Last night we spent the night at my parent’s house. The kids slept in one room (Vivvi in a crib and WV in a bed), and we slept next door. This changed up our usual routine in a way that may end up changing up our routine forever.
Our usual routine involves Wally waking up, going potty, and staring into our room until I am woken by his mind power. Then I open my eyes as far as I can bear, he asks if he can play Legos in his room, I nod, and he slams his door loud enough that it wakes Vivvi up. She talks for a bit to herself, and then starts saying “Mommy” louder and louder until I roll out of bed and trudge to get her.
She doesn’t climb out of the crib. She doesn’t even make a minor effort. (Wally never did either—when he was 2.5 and in a toddler bed, he’d lay there and yell, “Somebody wake me up!” until we came to get him.) While certainly agile enough to climb, the girl is afraid of heights. She quakes with fear if asked to sit or stand on the changing table to make dressing her easier. (She is her father’s daughter. He once stood on the top stair of a lighthouse to avoid joining me at the outside rail. When I asked what he was afraid of, his answer was simple. He was afraid he would jump. I guess we all have a little bit of crazy, and his involves accidental on purpose thrill seeking suicide.)

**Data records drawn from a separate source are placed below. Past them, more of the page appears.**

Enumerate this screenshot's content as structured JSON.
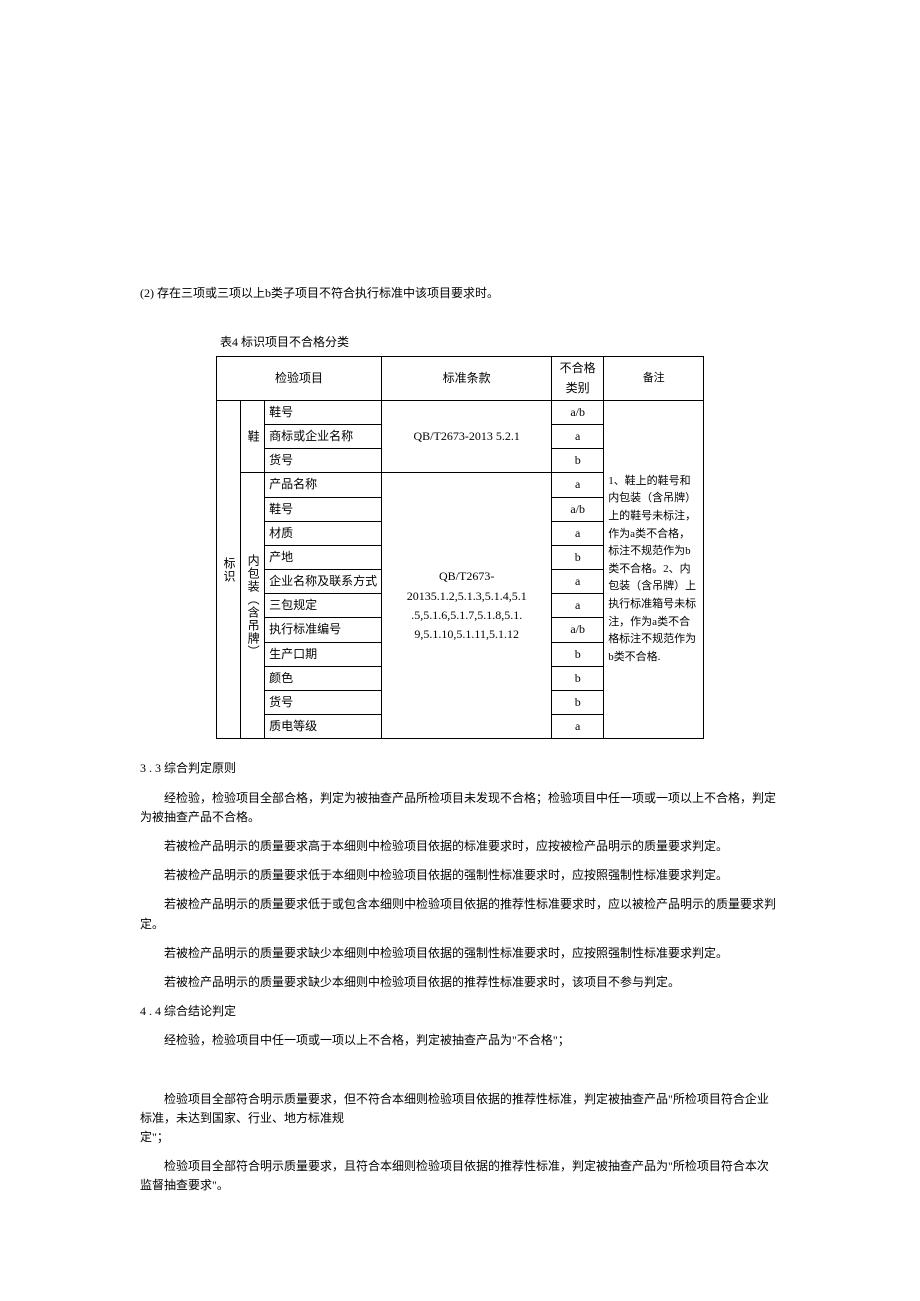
{
  "pre_text": "(2) 存在三项或三项以上b类子项目不符合执行标准中该项目要求时。",
  "table_caption": "表4 标识项目不合格分类",
  "headers": {
    "c1": "检验项目",
    "c2": "标准条款",
    "c3": "不合格类别",
    "c4": "备注"
  },
  "vcol1": "标识",
  "vcol2a": "鞋",
  "vcol2b": "内包装（含吊牌）",
  "std1": "QB/T2673-2013 5.2.1",
  "std2_l1": "QB/T2673-",
  "std2_l2": "20135.1.2,5.1.3,5.1.4,5.1",
  "std2_l3": ".5,5.1.6,5.1.7,5.1.8,5.1.",
  "std2_l4": "9,5.1.10,5.1.11,5.1.12",
  "rows": [
    {
      "item": "鞋号",
      "cat": "a/b"
    },
    {
      "item": "商标或企业名称",
      "cat": "a"
    },
    {
      "item": "货号",
      "cat": "b"
    },
    {
      "item": "产品名称",
      "cat": "a"
    },
    {
      "item": "鞋号",
      "cat": "a/b"
    },
    {
      "item": "材质",
      "cat": "a"
    },
    {
      "item": "产地",
      "cat": "b"
    },
    {
      "item": "企业名称及联系方式",
      "cat": "a"
    },
    {
      "item": "三包规定",
      "cat": "a"
    },
    {
      "item": "执行标准编号",
      "cat": "a/b"
    },
    {
      "item": "生产口期",
      "cat": "b"
    },
    {
      "item": "颜色",
      "cat": "b"
    },
    {
      "item": "货号",
      "cat": "b"
    },
    {
      "item": "质电等级",
      "cat": "a"
    }
  ],
  "remark": "1、鞋上的鞋号和内包装（含吊牌）上的鞋号未标注，作为a类不合格，标注不规范作为b类不合格。2、内包装（含吊牌）上执行标准箱号未标注，作为a类不合格标注不规范作为b类不合格.",
  "s3_num": "3",
  "s3_sub": ". 3 综合判定原则",
  "s3_p1": "经检验，检验项目全部合格，判定为被抽查产品所检项目未发现不合格；检验项目中任一项或一项以上不合格，判定为被抽查产品不合格。",
  "s3_p2": "若被检产品明示的质量要求高于本细则中检验项目依据的标准要求时，应按被检产品明示的质量要求判定。",
  "s3_p3": "若被检产品明示的质量要求低于本细则中检验项目依据的强制性标准要求时，应按照强制性标准要求判定。",
  "s3_p4": "若被检产品明示的质量要求低于或包含本细则中检验项目依据的推荐性标准要求时，应以被检产品明示的质量要求判定。",
  "s3_p5": "若被检产品明示的质量要求缺少本细则中检验项目依据的强制性标准要求时，应按照强制性标准要求判定。",
  "s3_p6": "若被检产品明示的质量要求缺少本细则中检验项目依据的推荐性标准要求时，该项目不参与判定。",
  "s4_num": "4",
  "s4_sub": ". 4 综合结论判定",
  "s4_p1": "经检验，检验项目中任一项或一项以上不合格，判定被抽查产品为\"不合格\"；",
  "s4_p2_a": "检验项目全部符合明示质量要求，但不符合本细则检验项目依据的推荐性标准，判定被抽查产品\"所检项目符合企业标准，未达到国家、行业、地方标准规",
  "s4_p2_b": "定\"；",
  "s4_p3": "检验项目全部符合明示质量要求，且符合本细则检验项目依据的推荐性标准，判定被抽查产品为\"所检项目符合本次监督抽查要求\"。"
}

This morning, I heard their faint little voices next door. They have recently become real little buddies. They have always loved each other, but lately I’ll catch them playing hide and seek, or holding hands and dancing, or walking around with matching toys. He is the only one who can make her laugh so hard that she wheezes. It is sweet as syrup.
He also loves to help her. In the top photo, he had yelled to me from the other room, “No, don’t touch! Mom, I put Vivvi’s bow in!” Last month, Vivvi was suddenly down from her chair after lunch. Since this involves pushing out her heavy seat and booster, I asked how she got down. Wally said, “I helped her down. But I couldn’t find a napkin to wipe her face, so I just used a bib.” God love him.
This newfound closeness also means that they fight more. He is an expert teaser. She has the art of framing him down to perfection. We spend a lot of time lately in timeouts and tears. We had an epic hour this evening where Wally went for a record number of timeouts while Vivvi screamed “Go away, Wally!” between each. They fight every time we are going somewhere as I gather the snacks and water and mountain of items we need for the smallest of trips. Yesterday, to prevent the coats-are-on-waiting-for-mommy-fighting that was about to break out, I asked Wally to find his water bottle. I had cleaned up the water bottle an hour prior (unbeknownst to him but very beknownst to me). He was gone the amount of time I needed to finish the gathering of crap, and we avoided the usual tussle. Never underestimate the power of a wild goose chase.
Back to this morning—I heard them talking as I drifted in and out of sleep. Then I heard Vivvi say, “Holding my hand” as they walked by my door. I thought, “That’s so nice that my mom woke up with them.” I laid in bed dozing for about 5 or 10 more minutes. Then I went downstairs to check things out.
I found this. Vivvi and Wally, in my mom’s office chair, looking at the photo screen saver. Wally was telling Vivvi who was showing up on the screen: “That’s Uncle Matt. That’s Kellen. That’s May May.” My dad was there, but I had heard him walk down the stairs just before me. My mom was nowhere in sight. When asked what was going on, Wally explained that he and Vivvi woke up and went downstairs.
But how did she get out of the crib? “I put my hands up, and I pulled her out,” Wally said. We made them reenact this, since this was the same kid whose imagination is such that he entirely invents what happened at preschool on the ride home. (“It was fun, but Quinn wasn’t there. Reese wasn’t there. Actually, no one else was there. I was the only one. So I had to go to the other classroom with the other kids,” he said one day.) At least about the crib, he wasn’t lying.
Siblings are the best. You can have fun by yourself (at preschool, apparently, when you are the only one who shows up that day of the 18 kids and 2 teachers). But siblings teach you fun and fairness and how to deal with someone you are sick of but can’t get enough of. They are the only ones who know exactly where you came from, and that your mommy loved you but waited as long as humanly possible to get you out of bed and tricked you into looking for water bottles that weren’t actually lost. And when you need help, siblings will put their hands up. And you can just lean forward, and trust them with your neck, and conquer your fears, and laugh when it all works out because you did it together.
That is the best SIBLING EPISODE I ever heard of!!!
Someday you can scan your friends and relatives and write a book like Art Linkletter and title it:
Siblings do the Darndest Things
i love your writing, mollie! I want you to blog about my kid(s) for me. cool? and thank you for finally naming the fear of “accidental on purpose thrill seeking suicide”. it’s totally a real thing! haha!
Wow. I laughed so hard while reading this, I wasn’t expecting the tears to flow by the end. “And when you need help, siblings put their arms up.” That sums up Michael and me. And I hope will always sum up Zoe and Ellie. Thanks for the great post, Mollie!! Now go write a book!!